At present, a large amount of literature has reported the role of DNA methylation in HCC diagnosis, treatment and prognostication. First, compared with genetic mutations, DNA methylation changes are earlier events during the cell carcinogenesis process, while the DNA decomposed after tumour tissue necrosis will enter the peripheral blood (plasma or serum) or other body fluids (such as saliva or sputum). Therefore, detecting the methylation status of the isolated tumour-related genes in body fluids may be applied in the early diagnosis of HCC. For instance, the promoter methylation status of two factors, TFPI2 and IGFBP7, in serum is markedly higher than that in normal subjects and hepatitis patients and may thereby become a non-invasive molecular biomarker for the early diagnosis of HCC in the clinic [37, 38]. Second, DNA methylation is mediated by methyltransferase, and it has become a novel approach in the field of HCC treatment to explore therapeutic strategies based on changes in DNMT activity and DNA methylation patterns. In addition, preclinical studies have verified that drugs targeting the DNMT action substrate (azacitidine) and the DNMT cofactor SAM (sinefungin) as well as the anti-SAM metabolite neplanosin, and the non-competitive non-nucleotide transmethylase inhibitor procainamide can reverse the abnormal methylation in tumour cells, re-express the inactivated genes, and suppress cancer cell proliferation and invasion [39,40,41]. Finally, DNA methylation also plays an important role in the prognosis of HCC patients. The CpG island methylation phenotype (CIMP) refers to the presence of methylation in the CpG island of multiple gene promoter regions. Some articles have suggested that patients with high tumour CIMP are associated with a markedly lower survival rate than those with low or no CIMP, while patients with various CIMP degrees also have evidently different tumour metastasis and TNM stages [42]. In addition, the correlation between the methylation of multiple gene promoter sequences and patient prognosis has also been verified, such as Tip30, RASSF1A and CD147 [43].

Nevertheless, the specific methylation sequences in the promoter regions of these gene remain unclear, and it is still unknown whether the methylation of these genes displays clinical significance compared with tumour classification, survival and prognosis in large-sample HCC patient data. This study attempted to establish a classification method that integrates several DNA methylation markers based on solving these problems in order to help clinicians effectively assess the prognosis of HCC patients and select the appropriate therapeutic strategies for HCC patients.

Conclusions

This study identified specific methylation sites based on the TCGA database and serial bioinformatics methods at the prognosis level and constructed a prognosis prediction model for HCC patients.
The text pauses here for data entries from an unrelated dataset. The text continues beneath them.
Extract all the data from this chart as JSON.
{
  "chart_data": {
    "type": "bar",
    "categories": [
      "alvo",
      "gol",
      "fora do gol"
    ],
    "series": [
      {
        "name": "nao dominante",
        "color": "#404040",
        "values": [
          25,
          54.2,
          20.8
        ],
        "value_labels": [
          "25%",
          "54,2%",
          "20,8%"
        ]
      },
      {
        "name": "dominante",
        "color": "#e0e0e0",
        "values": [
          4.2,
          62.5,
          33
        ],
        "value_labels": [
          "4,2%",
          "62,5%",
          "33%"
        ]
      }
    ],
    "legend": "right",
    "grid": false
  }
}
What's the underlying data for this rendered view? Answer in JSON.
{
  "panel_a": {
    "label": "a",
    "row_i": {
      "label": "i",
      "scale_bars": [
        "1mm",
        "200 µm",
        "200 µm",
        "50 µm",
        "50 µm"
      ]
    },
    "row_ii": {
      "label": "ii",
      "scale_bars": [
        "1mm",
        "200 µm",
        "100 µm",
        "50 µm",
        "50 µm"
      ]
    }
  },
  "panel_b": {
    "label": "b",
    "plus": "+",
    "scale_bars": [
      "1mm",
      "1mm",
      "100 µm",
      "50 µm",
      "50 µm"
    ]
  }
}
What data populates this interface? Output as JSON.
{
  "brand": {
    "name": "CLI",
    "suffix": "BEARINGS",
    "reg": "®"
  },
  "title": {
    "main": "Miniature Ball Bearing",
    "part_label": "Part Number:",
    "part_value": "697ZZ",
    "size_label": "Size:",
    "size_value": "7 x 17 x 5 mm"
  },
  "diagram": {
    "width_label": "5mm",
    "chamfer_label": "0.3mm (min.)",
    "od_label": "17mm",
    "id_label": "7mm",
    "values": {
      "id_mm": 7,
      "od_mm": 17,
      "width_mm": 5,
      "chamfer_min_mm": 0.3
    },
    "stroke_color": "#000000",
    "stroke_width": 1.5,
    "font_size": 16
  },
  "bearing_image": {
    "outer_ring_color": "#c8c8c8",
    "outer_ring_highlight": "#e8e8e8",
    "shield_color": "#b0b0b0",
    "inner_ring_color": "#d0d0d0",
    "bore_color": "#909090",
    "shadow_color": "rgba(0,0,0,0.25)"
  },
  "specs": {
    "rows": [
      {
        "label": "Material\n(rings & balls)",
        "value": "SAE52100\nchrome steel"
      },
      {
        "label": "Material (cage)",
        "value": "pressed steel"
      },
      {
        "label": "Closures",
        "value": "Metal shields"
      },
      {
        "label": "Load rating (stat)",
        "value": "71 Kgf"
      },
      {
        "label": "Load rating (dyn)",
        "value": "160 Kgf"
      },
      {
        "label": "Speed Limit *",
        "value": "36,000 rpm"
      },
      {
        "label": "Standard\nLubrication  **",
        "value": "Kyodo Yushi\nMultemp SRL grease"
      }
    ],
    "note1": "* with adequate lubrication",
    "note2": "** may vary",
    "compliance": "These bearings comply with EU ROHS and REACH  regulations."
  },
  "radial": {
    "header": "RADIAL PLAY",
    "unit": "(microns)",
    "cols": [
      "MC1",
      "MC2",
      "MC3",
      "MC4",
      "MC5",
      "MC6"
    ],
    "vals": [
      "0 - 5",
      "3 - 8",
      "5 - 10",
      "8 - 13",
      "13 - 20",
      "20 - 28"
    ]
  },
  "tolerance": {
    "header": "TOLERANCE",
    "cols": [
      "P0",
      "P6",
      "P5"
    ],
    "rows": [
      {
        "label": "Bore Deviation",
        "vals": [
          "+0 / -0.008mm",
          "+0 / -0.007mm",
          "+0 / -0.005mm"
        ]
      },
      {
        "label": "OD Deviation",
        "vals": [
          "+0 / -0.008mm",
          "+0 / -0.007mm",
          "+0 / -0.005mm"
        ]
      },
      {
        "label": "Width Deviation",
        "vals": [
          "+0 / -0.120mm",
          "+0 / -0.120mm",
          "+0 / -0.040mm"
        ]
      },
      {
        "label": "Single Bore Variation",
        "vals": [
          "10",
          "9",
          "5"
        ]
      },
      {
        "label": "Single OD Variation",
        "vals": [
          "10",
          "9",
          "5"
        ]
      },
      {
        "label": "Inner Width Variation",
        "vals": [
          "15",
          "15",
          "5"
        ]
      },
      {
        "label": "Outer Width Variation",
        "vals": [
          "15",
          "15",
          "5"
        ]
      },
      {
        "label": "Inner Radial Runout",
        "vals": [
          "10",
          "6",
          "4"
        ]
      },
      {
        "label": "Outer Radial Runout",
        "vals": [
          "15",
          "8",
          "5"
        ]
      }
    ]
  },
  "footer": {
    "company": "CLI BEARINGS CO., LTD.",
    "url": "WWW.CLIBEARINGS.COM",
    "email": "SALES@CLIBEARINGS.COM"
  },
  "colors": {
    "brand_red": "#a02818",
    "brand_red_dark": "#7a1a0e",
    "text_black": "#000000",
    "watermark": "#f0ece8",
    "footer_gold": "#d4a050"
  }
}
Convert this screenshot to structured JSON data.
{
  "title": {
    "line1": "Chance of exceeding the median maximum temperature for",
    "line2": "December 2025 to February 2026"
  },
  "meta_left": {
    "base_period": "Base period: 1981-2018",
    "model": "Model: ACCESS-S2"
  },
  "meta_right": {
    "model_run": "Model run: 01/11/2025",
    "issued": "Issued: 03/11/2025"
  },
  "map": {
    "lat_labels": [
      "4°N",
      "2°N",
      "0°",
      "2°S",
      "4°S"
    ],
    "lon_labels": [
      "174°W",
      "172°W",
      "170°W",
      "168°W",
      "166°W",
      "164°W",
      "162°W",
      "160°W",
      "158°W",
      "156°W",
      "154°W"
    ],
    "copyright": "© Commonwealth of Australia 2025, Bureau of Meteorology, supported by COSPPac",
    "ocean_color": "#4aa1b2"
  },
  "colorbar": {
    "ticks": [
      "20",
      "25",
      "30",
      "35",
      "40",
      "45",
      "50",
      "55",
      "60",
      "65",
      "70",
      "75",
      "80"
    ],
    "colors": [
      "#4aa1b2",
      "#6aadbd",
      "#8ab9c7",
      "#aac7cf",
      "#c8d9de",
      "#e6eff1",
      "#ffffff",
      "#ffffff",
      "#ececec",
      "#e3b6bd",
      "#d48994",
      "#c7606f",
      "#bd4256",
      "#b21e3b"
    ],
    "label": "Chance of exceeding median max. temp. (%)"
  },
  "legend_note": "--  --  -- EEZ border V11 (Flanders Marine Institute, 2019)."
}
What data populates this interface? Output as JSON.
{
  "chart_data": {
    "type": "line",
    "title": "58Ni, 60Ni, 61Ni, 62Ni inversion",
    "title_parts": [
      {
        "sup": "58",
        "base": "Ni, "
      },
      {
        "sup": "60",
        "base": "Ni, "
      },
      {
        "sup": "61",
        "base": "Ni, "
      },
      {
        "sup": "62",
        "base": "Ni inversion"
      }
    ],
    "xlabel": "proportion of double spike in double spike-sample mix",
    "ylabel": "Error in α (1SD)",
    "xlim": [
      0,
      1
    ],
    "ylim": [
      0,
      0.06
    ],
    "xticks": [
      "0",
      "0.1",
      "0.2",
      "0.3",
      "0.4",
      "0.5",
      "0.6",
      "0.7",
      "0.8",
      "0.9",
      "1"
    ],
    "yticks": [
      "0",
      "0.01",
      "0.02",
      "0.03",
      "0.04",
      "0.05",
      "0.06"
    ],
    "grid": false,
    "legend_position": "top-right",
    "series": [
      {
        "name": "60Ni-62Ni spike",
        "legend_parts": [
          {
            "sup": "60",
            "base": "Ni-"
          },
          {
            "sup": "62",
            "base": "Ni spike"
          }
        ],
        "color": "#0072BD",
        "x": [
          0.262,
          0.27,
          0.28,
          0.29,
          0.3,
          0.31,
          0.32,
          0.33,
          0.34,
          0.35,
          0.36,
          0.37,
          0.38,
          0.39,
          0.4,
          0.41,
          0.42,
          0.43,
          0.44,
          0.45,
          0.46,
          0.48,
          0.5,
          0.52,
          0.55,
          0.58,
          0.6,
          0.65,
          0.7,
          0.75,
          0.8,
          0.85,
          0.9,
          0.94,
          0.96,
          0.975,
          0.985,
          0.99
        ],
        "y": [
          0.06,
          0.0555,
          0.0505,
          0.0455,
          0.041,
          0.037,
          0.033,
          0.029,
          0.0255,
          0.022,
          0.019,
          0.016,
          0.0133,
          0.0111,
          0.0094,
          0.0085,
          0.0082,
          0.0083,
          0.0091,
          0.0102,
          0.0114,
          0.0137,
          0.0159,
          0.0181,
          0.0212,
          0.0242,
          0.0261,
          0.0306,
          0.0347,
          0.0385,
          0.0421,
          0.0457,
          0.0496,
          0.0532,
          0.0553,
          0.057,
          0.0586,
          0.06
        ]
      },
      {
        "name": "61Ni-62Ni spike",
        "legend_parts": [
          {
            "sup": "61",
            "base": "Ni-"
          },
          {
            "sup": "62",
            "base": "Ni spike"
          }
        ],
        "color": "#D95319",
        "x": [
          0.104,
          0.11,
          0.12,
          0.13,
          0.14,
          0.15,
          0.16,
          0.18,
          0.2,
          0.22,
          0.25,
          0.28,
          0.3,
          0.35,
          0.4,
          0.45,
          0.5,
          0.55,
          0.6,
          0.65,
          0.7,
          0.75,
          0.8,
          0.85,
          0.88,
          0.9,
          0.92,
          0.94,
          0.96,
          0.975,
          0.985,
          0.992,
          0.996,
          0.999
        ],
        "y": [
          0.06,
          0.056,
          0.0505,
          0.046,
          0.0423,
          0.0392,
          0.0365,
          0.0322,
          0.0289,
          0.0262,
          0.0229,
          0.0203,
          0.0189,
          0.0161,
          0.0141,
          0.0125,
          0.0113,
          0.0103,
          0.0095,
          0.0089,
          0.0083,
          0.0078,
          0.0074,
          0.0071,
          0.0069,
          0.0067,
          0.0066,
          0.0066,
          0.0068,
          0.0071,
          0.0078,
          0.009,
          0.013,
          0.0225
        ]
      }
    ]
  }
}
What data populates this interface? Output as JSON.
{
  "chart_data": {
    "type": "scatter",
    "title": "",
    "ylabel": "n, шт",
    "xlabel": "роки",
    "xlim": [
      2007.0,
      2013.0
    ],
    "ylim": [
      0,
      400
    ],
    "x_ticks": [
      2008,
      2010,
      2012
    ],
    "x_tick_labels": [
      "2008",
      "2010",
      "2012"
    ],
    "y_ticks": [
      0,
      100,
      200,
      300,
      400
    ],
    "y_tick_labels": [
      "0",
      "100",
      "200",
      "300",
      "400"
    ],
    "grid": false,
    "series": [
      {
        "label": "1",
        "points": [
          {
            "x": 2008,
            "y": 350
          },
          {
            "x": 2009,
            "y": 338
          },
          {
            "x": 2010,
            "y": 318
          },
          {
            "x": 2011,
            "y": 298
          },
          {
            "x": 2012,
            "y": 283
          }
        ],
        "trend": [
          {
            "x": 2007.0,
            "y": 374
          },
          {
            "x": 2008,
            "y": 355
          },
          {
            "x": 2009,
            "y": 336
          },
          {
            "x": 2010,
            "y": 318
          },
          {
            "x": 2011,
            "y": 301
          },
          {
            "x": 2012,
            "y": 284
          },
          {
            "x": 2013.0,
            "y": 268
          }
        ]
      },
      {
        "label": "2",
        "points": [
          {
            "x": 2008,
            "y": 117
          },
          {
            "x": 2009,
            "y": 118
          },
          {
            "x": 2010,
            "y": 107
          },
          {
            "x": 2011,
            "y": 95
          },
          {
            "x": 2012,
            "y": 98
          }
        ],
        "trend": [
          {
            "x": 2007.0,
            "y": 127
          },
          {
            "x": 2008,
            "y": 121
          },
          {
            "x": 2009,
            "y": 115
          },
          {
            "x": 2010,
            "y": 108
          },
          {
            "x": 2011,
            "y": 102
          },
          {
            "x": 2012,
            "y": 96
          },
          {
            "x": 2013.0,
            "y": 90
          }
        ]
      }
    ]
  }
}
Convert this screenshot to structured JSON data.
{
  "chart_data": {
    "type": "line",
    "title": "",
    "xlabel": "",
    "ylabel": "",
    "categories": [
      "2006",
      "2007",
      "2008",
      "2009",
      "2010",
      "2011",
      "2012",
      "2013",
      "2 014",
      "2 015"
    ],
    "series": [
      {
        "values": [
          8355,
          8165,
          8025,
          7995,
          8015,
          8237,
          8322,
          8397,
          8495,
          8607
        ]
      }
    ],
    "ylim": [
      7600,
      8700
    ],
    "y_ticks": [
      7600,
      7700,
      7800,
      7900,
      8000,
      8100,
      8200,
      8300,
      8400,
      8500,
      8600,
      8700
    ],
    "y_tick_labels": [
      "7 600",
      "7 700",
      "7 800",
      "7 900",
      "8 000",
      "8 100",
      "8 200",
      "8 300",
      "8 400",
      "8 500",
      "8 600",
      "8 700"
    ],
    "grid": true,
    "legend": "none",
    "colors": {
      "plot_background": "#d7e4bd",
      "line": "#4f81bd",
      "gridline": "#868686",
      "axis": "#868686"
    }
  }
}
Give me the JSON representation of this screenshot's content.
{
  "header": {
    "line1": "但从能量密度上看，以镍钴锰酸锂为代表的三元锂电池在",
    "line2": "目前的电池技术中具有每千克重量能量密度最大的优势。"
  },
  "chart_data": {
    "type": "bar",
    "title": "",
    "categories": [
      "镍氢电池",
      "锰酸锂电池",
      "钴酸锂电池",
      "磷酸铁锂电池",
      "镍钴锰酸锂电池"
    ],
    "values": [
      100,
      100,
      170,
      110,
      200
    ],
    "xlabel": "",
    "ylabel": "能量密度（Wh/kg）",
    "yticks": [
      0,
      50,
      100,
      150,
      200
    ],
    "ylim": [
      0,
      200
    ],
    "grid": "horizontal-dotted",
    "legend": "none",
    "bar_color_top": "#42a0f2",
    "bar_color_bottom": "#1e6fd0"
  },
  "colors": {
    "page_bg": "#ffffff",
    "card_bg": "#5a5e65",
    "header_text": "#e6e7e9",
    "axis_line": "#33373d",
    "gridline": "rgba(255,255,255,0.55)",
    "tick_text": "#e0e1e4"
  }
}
This model contributes to clinically identifying novel HCC markers, providing multiple targets for the precision medicine of HCC, and more accurately subtyping HCC patients at the molecular subtype level. More importantly, this model is promising for providing certain assistance and guidance for clinicians regarding prognosis judgement, clinical diagnosis and medication for HCC patients with different epigenetic subtypes.